Yorucu bir günün ardından, sıra günün en güzel bölümüne gelmişti. En sevdiğimiz kafeye yeni gelmiş, onun da birazdan burada olacağını bildiğim sevgilimi bekliyordum. Kısa bir bekleyişin ardından kapıda son model arabası belirdiğinde sırıttım. Neredeyse her günümüz beraber geçerdi, fakat bir haftadır ben yurtdışında olduğumdan dolayı görüşememiştik. Uçaktan indiğim gibi onu aramış, eve dahi gitmeden burada buluşmayı teklif etmişti. Eve gittiğim anda uyuyacağımı, onunla ilgilenemeyeceğimi biliyordu, yıllardır tanıyordu beni. Birbirimizin her şeyini bilir, her tepkimizden bir sonraki hareketimizin ne olacağını anlardık.
Bütün karizmatikliğiyle arabadan inmiş, anahtarını valeye vermiş, kafenin içine doğru hızlı adımlarla yürüyordu. Yanıma geldiğinde bir şey söylememe izin vermeden beni kendine çekmiş, kollarını etrafıma sarıp kokumu içine çekmişti. Ben de hızlıca kollarımı boynuna sarmış, tek elimle en sevdiğim şeyi yapıyor, saçlarını okşuyordum.
''Özledim.''
''Çok özledim.''
''Bir daha ben olmadan alışverişe bile gidemezsin. Aklım sende kalıyor, çıldıracak gibi oluyorum. Gitmek istediğin her yere beraber gidelim. Anlaştık mı, sevgilim?''
"İşime gelir sevgilim." dedim ve kıkırdadım. Boynumun girintisindeki dudaklarının gerilmesinden onun da gülümsediğini anlamıştım. Bir kaç dakika sonra karşıma oturduğunda ben ona yaptıklarımı anlatıyor, o da suratındaki içten gülümsemeyle beni dinliyordu.

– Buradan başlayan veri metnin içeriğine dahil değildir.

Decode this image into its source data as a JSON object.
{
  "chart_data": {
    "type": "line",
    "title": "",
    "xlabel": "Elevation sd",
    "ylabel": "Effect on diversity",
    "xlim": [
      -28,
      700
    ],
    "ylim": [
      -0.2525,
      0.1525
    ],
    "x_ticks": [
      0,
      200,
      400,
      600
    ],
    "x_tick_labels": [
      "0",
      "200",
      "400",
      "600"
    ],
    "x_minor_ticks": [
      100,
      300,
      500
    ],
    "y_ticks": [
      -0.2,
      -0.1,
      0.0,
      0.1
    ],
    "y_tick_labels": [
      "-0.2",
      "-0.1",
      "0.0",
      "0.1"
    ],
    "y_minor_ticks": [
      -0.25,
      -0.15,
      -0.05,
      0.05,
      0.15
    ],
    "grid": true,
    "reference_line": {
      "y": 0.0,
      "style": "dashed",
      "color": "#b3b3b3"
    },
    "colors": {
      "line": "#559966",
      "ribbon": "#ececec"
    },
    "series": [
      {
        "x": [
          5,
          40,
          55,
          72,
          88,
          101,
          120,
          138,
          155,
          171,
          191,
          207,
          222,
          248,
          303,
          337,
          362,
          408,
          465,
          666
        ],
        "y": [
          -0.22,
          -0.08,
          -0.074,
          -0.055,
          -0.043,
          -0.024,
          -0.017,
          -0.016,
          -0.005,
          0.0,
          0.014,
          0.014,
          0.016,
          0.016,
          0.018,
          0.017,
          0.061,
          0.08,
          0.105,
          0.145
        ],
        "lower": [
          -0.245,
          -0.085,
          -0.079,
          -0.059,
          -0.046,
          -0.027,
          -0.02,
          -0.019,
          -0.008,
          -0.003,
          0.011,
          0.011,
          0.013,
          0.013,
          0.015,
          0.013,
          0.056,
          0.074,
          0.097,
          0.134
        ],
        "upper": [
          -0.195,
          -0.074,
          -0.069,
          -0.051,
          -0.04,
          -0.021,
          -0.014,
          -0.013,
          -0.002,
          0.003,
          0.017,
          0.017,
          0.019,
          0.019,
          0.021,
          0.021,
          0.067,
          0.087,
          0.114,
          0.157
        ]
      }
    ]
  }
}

"...işte son gün ben toplanıyordum otelden çıkmak için, aşkım yanımda götürdüğüm valizler yetmedi. Artık havaalanında da gitmem gerekiyordu. Zar zor yirmi dakika içinde Walmart'tan yeni iki büyük valiz alıp otele döndüm. Hayatımda hiç bu kadar hızlı hareket etmemiştim. Odaya girdiğimde kalan alışveriş poşetlerini çok zorlanıp yeni valize sığdırdım. En son odadan çıkarken dolabı açtım bir şeyim kalmış mı diye bakmak için bir baktım ayakkabılarım duruyor raflarda dizili bir şekilde. Haliyle gidip tekrar yeni valiz almak, otele dönmek ayakkabıları yerleştirmek falan derken çok yoruldum, LAX'e gitmeye üşendim. Bir sonraki uçağa yeni bilet aldırttım. İyi oldu hem aklım Bath and Body Works'te kalmıştı. Oradan da istediklerimi alıp biraz daha gezip alışveriş yapıp LAX'e gittim, uçağa bindim ve...burdayım!" Soluk almadan dakikalardır konuşuyordum. Emre'yi dikkatle incelediğimde şok içinde bana bakıyordu. Bunları sindirmesi için biraz bekledim. Kendine geldiğinde;
"İyi ki buradasın, iyi ki yanımdasın." Deyip elimi avuçlarının içine almış, dudaklarına götürmüştü.
.....
"Kalkalım mı artık?"
"Bir saniye hesabı isteyeyim."
.....
"Sevgilim içeri gelirsen çok güzel olmaz mı?"
"Yorgun değil misin?"
"Çok yorgunum da...Sana sarılarak uyumayı özledim."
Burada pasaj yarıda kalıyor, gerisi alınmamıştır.